Relapsing-remitting multiple sclerosis (MS) patients who experienced breakthrough disease despite treatment with interferon beta-1a required less acute corticosteroids during relapses and had better responses on several MRI outcomes with the addition of fludarabine, compared with monthly methylprednisolone, in a small, prospective, randomized, open-label study.

Investigators led by Dr. Steven J. Greenberg of AbbVie, North Chicago, chose to test fludarabine in the proof-of-concept, pilot study because of its immunosuppressive properties and effectiveness in treating disorders involving immune dysregulation, most notably lymphoproliferative disorders and hematologic malignancies.

Fludarabine is a purine nucleoside analog prodrug that upon phosphorylation is toxic to dividing and quiescent lymphocytes and monocytes, according to the researchers, and exerts its effects through DNA synthesis interference and apoptosis. Methylprednisolone was used as an add-on comparator because of its common use in multiple sclerosis.

In addition to weekly intramuscular interferon beta-1a (Avonex), all 18 patients in the study initially received IV methylprednisolone 1 g once daily for 3 consecutive days, and then 1 week later were randomized to receive fludarabine 25 mg/m2 IV once daily for 5 consecutive days per 4-week cycle for 3 consecutive cycles or methylprednisolone 1 g IV 1 day per 4-week cycle for 3 consecutive cycles ( Ther Adv Neurol Disord. 2016 Jan 21. doi: 10.1177/1756285615626049 ).

Treatment-emergent adverse events occurred with similar frequency in each group over 12 months of follow-up, with infection being the most common AE (three with fludarabine and two with methylprednisolone). Grade 3 or grade 2 leukopenia that had not normalized within 28 days after treatment occurred in three fludarabine patients and one methylprednisolone patient, and took significantly longer resolve for those taking fludarabine (3.75 months vs. 0.17 months).

Over 12 months of follow-up, fludarabine-treated patients experienced numerically, but not significantly, fewer mean relapses (0.5 vs. 0.8) and longer median time to relapse (10.5 months vs. 8.5 months). However, fludarabine led to significantly fewer mean cycles of corticosteroids (0.5 vs. 0.8).

Expanded Disability Status Scale scores declined from baseline to 12 months by a mean of –0.2 in the fludarabine group but increased in the methylprednisolone group by 0.5. Both groups achieved slight improvements in MS Functional Composite scores.

Fludarabine-treated patients had significant declines from baseline to 12 months in gadolinium-positive lesion volume (–98.3%) and number (–93.3%), but no significant differences were recorded in either group for changes in FLAIR lesion volume , T1-hypointense lesion volume or number, or brain parenchymal fraction.

Two outlier patients in the fludarabine group who had 21 and 17 gadolinium-positive lesions, respectively, at baseline were examined in separate analyses and results for the fludarabine group were analyzed both with and without them.
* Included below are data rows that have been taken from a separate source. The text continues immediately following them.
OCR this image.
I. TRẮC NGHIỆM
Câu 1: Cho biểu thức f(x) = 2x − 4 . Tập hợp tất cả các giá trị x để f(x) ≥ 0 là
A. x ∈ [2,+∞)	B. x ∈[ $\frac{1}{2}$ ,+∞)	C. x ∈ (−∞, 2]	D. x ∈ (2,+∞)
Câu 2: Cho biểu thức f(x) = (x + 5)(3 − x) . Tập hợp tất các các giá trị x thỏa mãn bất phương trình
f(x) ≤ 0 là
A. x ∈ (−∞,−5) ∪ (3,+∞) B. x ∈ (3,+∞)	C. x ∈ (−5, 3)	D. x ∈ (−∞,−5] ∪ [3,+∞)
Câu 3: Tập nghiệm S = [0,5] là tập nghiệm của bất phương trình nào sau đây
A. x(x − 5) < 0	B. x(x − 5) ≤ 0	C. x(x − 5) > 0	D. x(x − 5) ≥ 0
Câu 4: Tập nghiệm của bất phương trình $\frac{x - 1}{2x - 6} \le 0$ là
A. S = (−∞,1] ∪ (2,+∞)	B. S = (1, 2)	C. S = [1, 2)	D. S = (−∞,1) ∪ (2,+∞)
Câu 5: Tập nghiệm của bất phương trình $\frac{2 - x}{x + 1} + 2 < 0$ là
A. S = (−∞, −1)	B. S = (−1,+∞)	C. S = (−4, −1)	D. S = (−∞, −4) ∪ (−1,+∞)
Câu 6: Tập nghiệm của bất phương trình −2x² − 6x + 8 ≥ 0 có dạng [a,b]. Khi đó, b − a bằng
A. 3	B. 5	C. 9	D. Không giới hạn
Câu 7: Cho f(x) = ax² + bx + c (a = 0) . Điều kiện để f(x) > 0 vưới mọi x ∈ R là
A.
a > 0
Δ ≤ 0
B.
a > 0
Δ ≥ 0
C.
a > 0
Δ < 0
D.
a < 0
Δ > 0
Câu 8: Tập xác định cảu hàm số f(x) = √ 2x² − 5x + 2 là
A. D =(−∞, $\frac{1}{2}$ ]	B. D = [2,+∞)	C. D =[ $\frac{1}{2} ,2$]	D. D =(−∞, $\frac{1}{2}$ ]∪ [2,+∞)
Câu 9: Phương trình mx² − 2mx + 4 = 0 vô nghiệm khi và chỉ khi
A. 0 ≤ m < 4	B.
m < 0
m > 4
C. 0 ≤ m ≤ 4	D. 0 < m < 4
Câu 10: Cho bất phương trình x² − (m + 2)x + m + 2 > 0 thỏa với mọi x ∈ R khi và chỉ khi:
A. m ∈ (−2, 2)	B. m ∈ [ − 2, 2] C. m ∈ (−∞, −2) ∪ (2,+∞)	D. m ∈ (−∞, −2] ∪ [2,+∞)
None of the results appreciably changed when they were included or excluded, except for gadolinium-positive lesion volume and number, which were not significantly changed without the two patients. The two outlier patients had 100% mean reductions in gadolinium-positive lesion number and volume and a 19.4% mean reduction in FLAIR lesion volume.

The investigators cautioned that “the long-term safety of repetitive use has not been established by this study, which is a critical consideration for a chronic disease like MS. We emphasize that our results should be considered preliminary and would await confirmation in a larger-scale trial.”

This study was supported in part by an investigator-initiated study grant provided by Biogen. Berlex Laboratories provided fludarabine. Dr. Greenberg is an employee of AbbVie, and two coauthors reported financial ties to companies marketing MS drugs.